Graham smiled wryly.
"True, very true. A wolf is known for brute strength, raw power. A deadly and unmerciful opponent. Got the fight measure of glamour and sex appeal too, don'cha think so?"
"Quite, yeah."
"A wolf may be a fighter. But a fox is a survivor. A fox is an underdog, not much brute force goin' on for him. But they don't call it sly for nothin'. Foxes keep their wits about 'em, they do. They may get tossed about like a piece of hide but in the end... "
A snap of his fingers established the truth of his beliefs.

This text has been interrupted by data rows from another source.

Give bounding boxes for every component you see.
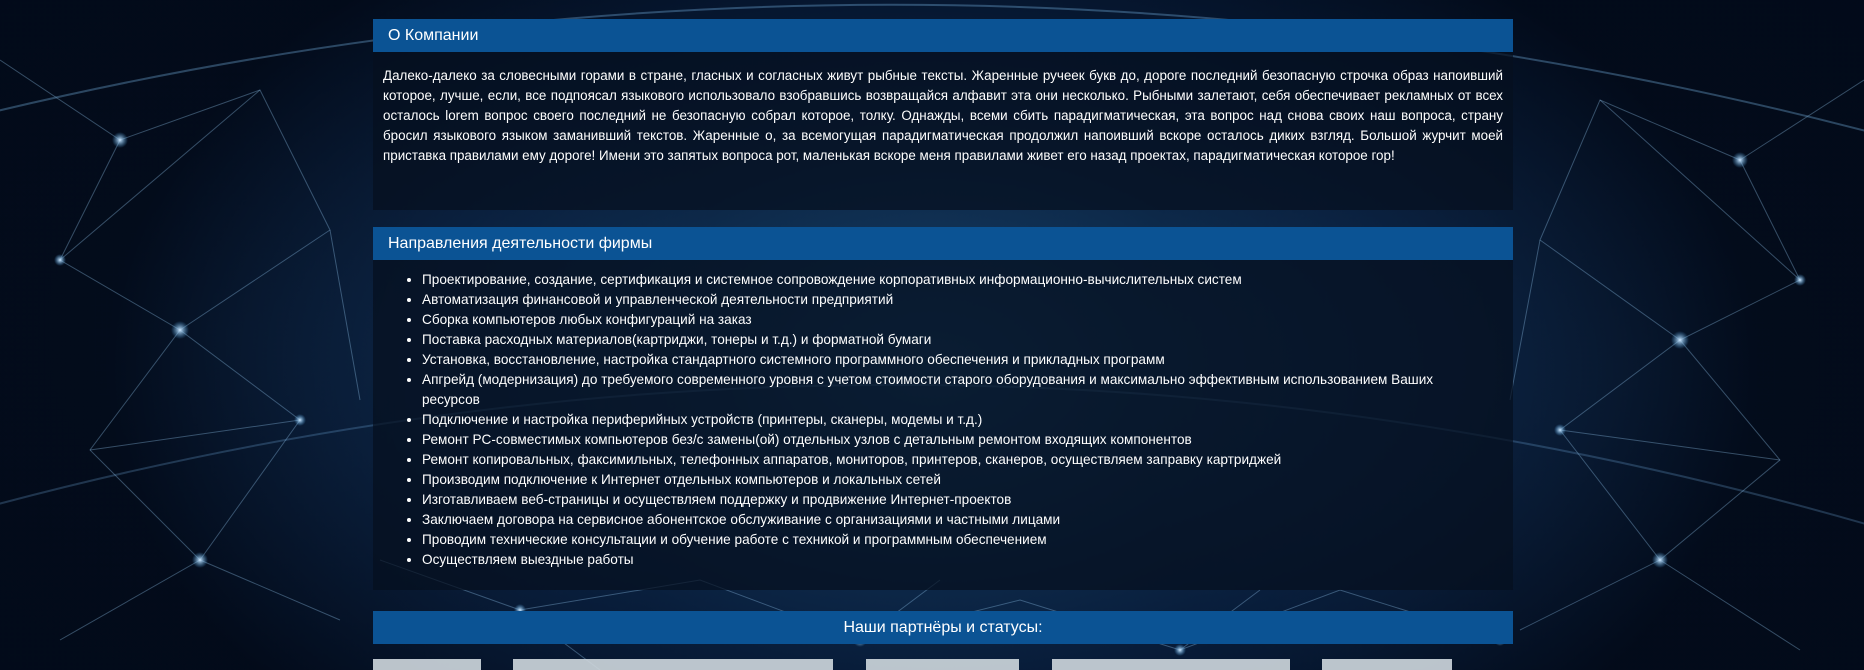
list-item: Установка, восстановление, настройка ста…: [422, 350, 1462, 370]
partner-logo[interactable]: [1052, 659, 1290, 670]
list-item: Апгрейд (модернизация) до требуемого сов…: [422, 370, 1462, 410]
services-list: Проектирование, создание, сертификация и…: [373, 270, 1462, 570]
main-content: О Компании Далеко-далеко за словесными г…: [373, 19, 1513, 670]
partners-header: Наши партнёры и статусы:: [373, 611, 1513, 644]
list-item: Поставка расходных материалов(картриджи,…: [422, 330, 1462, 350]
list-item: Изготавливаем веб-страницы и осуществляе…: [422, 490, 1462, 510]
services-section: Направления деятельности фирмы Проектиро…: [373, 227, 1513, 590]
list-item: Автоматизация финансовой и управленческо…: [422, 290, 1462, 310]
partner-logo[interactable]: [513, 659, 833, 670]
list-item: Осуществляем выездные работы: [422, 550, 1462, 570]
list-item: Сборка компьютеров любых конфигураций на…: [422, 310, 1462, 330]
about-section: О Компании Далеко-далеко за словесными г…: [373, 19, 1513, 210]
list-item: Проектирование, создание, сертификация и…: [422, 270, 1462, 290]
partners-row: [373, 659, 1513, 670]
about-header: О Компании: [373, 19, 1513, 52]
services-header: Направления деятельности фирмы: [373, 227, 1513, 260]
list-item: Производим подключение к Интернет отдель…: [422, 470, 1462, 490]
list-item: Ремонт копировальных, факсимильных, теле…: [422, 450, 1462, 470]
partner-logo[interactable]: [1322, 659, 1452, 670]
partners-section: Наши партнёры и статусы:: [373, 611, 1513, 670]
partner-logo[interactable]: [373, 659, 481, 670]
list-item: Заключаем договора на сервисное абонентс…: [422, 510, 1462, 530]
list-item: Подключение и настройка периферийных уст…: [422, 410, 1462, 430]
about-text: Далеко-далеко за словесными горами в стр…: [383, 68, 1503, 164]
services-panel: Проектирование, создание, сертификация и…: [373, 260, 1513, 590]
list-item: Проводим технические консультации и обуч…: [422, 530, 1462, 550]
partner-logo[interactable]: [866, 659, 1019, 670]
list-item: Ремонт PC-совместимых компьютеров без/с …: [422, 430, 1462, 450]
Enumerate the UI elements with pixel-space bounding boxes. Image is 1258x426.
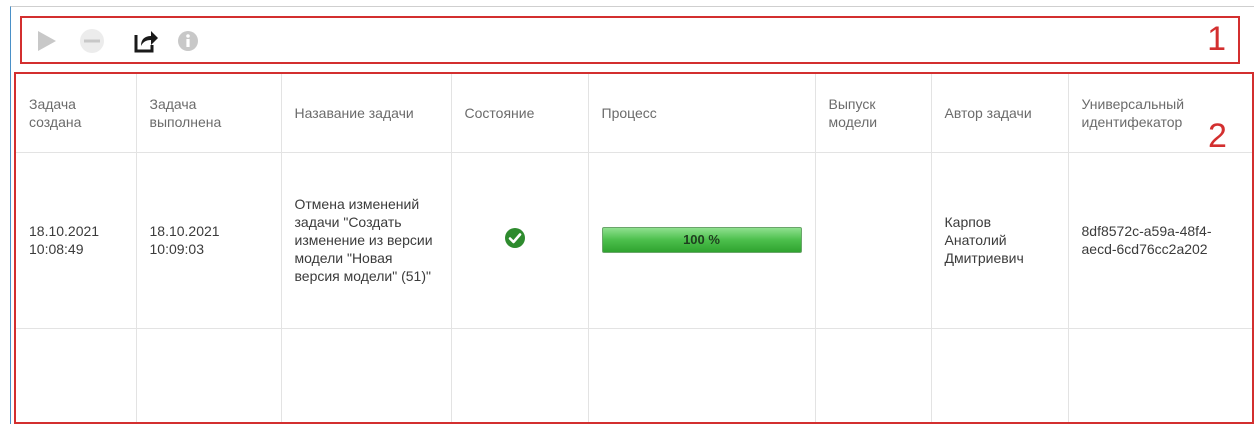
column-header-process[interactable]: Процесс <box>587 74 816 153</box>
check-circle-icon <box>504 228 525 248</box>
info-button[interactable] <box>172 25 204 57</box>
column-header-completed[interactable]: Задача выполнена <box>135 74 282 153</box>
empty-cell <box>930 327 1069 422</box>
toolbar: 1 <box>20 16 1240 64</box>
task-table-region: Задача создана Задача выполнена Назавани… <box>14 72 1254 424</box>
play-icon <box>38 31 56 51</box>
cell-created: 18.10.2021 10:08:49 <box>16 151 137 329</box>
callout-label-1: 1 <box>1207 20 1226 58</box>
empty-cell <box>1067 327 1252 422</box>
empty-cell <box>135 327 282 422</box>
empty-cell <box>587 327 816 422</box>
export-icon <box>134 31 158 53</box>
info-icon <box>178 31 198 51</box>
table-header-row: Задача создана Задача выполнена Назавани… <box>16 74 1252 153</box>
remove-button[interactable] <box>76 25 108 57</box>
export-button[interactable] <box>130 25 162 57</box>
cell-uuid: 8df8572c-a59a-48f4-aecd-6cd76cc2a202 <box>1067 151 1252 329</box>
task-table: Задача создана Задача выполнена Назавани… <box>16 74 1252 422</box>
cell-task-name: Отмена изменений задачи "Создать изменен… <box>280 151 452 329</box>
cell-completed: 18.10.2021 10:09:03 <box>135 151 282 329</box>
column-header-task-name[interactable]: Назавание задачи <box>280 74 452 153</box>
progress-bar: 100 % <box>601 227 802 253</box>
minus-icon <box>80 29 104 53</box>
empty-cell <box>280 327 452 422</box>
progress-label: 100 % <box>683 232 720 247</box>
cell-process: 100 % <box>587 151 816 329</box>
empty-cell <box>16 327 137 422</box>
table-row <box>16 327 1252 422</box>
empty-cell <box>814 327 932 422</box>
column-header-author[interactable]: Автор задачи <box>930 74 1069 153</box>
column-header-status[interactable]: Состояние <box>450 74 589 153</box>
cell-model-release <box>814 151 932 329</box>
empty-cell <box>450 327 589 422</box>
table-row[interactable]: 18.10.2021 10:08:49 18.10.2021 10:09:03 … <box>16 151 1252 329</box>
cell-status <box>450 151 589 329</box>
column-header-created[interactable]: Задача создана <box>16 74 137 153</box>
cell-author: Карпов Анатолий Дмитриевич <box>930 151 1069 329</box>
run-button[interactable] <box>30 25 62 57</box>
column-header-model-release[interactable]: Выпуск модели <box>814 74 932 153</box>
callout-label-2: 2 <box>1208 117 1227 155</box>
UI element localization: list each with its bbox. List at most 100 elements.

"... they survive. And that's what we both are. Survivors."
A survivor.
He liked that word. Suited him fine.
His pen rolled across his desk and onto the floor. As he bent over to pick it up, he caught a glimpse of a group of tardy-looking boys snickering at his blond hair and blue eyes. He smiled politely back at them and shrugged the off the incident.
Ah, the cheap laughs some people gained from stereotyping. Fair hair and light eyes probably meant you were Mummy's sweet cherub. Now if he had dark hair and eyes, he assumed that he'd give off the impression of a sulky, guitar-strumming slacker. And perhaps every blonde lass with a substantial bosom and mini-skirt was a whore-for-hire.
Speaking of which...
The girl two seats from the right had nice legs. He could see them stretched out under her desk.
He suddenly remembered the list.
Pulling it out from his pocket discreetly, he reread it once more to himself with a secret grin.
Things to accomplish by the time I turn 21
1. World Boxing Championship
2. An Oxford scholarship
3. A twilight blue Maserati
4. Lush apartment (all to myself)
5. Brazilian supermodel girlfriend
Hey, a guy could dream, could he?
Realizing it was his turn, he stood up straight in his seat and flashed a winning smile at his new class-mates before him.
"Foxes keep their wits about 'em. That's why they're survivors."
"Hello. I'm Steve Fox. Pleased to meet you."